Back to the cities - maybe the idea was major and well-known metropolitan areas that would be considered a true "destination" by the majority of people. Cities where you don't have to specify a state or country for people to know exactly where they are... If that were the case, here's my list:

1) Seattle
2) Vancouver
3) San Francisco
4) Los Angeles (but only for a law school fair)
5) Las Vegas
6) Chicago
7) Boston
8) New York
9) Montreal
10) London (but only overnight so barely counts)
11) Edinburgh
12) Paris
13) Barcelona
14) Madrid
15) Munich (maybe too small?)
16) Amsterdam
17) Vienna
18) Washington, DC
19) Florence
20) Venice
21) Tokyo
22) Hong Kong
23) New Orleans

This is a pretty exhaustive list of what I'd consider "top tier" cities in that I think most people would want to visit them given an opportunity. I've a host of next tier cities that I don't think would have*quite* as broad appeal (Portland, Denver, Dallas, San Diego, etc) - and several others I've visited only from a cruise ship!

Over 17, which sounds great, but most of these cities have so much to offer, that just spending a long weekend there barely scratches the surface!
 

MaineSkiLady

Angel Diva
But I think part of that is a function of how few people I've met in my town whom I seem to have something in common with!
I live within an hour of 3 major ski resorts, 2 good size ski mountains (1k+ vertical), 2 local ski hills -- and I know very few skiers from this immediate region. Maybe 1 in 10 (max) I've met (and I've been here 11+ years) has ever skied or had any interest. <sigh>

Hey, watch it :wink:....I'M from NJ (originally, anyway. I lived there until I was 17).

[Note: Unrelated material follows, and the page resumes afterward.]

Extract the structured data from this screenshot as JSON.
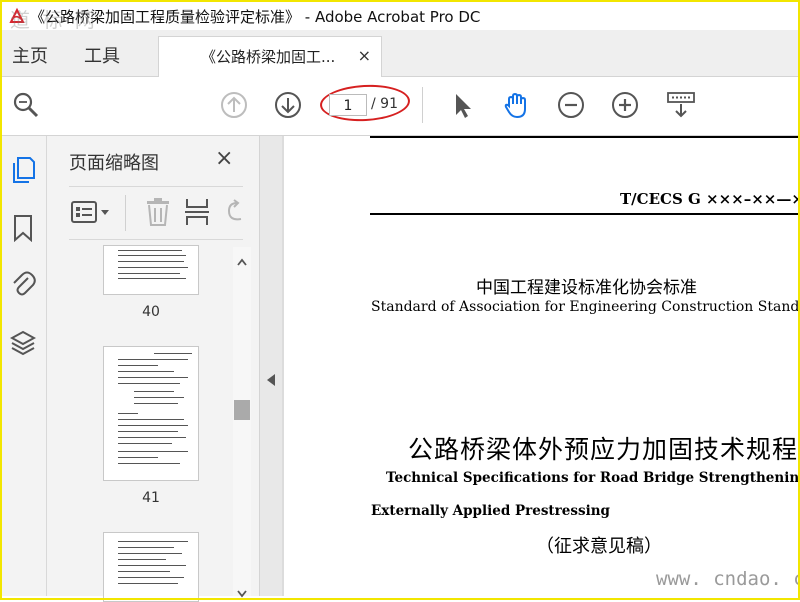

Now I'm from Vermont. :smile:
Can't do/say that in Maine. If you weren't born and raised here, you're "from away." Always and forever! People are pretty good-natured, though, about this silly expression. It doesn't mean they aren't friendly and nice. But if we live here the rest of our lives (:help::doh:), DH will always be immediately identifiable at his workplace by his HAHD CO-WAH accent (Midwest). :becky:
 

snow addict

Ski Diva Extraordinaire
I am living in my forth country now and I think I'll stay here. Being slapped in the middle between Verbier and Chamonix and within easy reach of tons of other big and small resorts - what I else could I wish for? Though if it wasn't for skiing I would much prefer living in London - my favourite city in the world probably and I consider myself lucky having lived there for few years. Altogether I've been to some 35 countries in Europe, Americas, Africa and Asia and many cities. But these days I don't travel the world extensively, though I travel for work occasionally and it's usually far. If I do travel for pleasure it's mostly for weekends/long weekends and it's mostly to London and Paris for my annual fix, or shopping in Milan. I'll try to get to Japan too one day (skiing), also Oz or NZ would be nice (though if I take a sabbatical I would rather spend it skiing, so I understand it's not likely I ever go there), and in Europe I want to visit Sweden and Norway.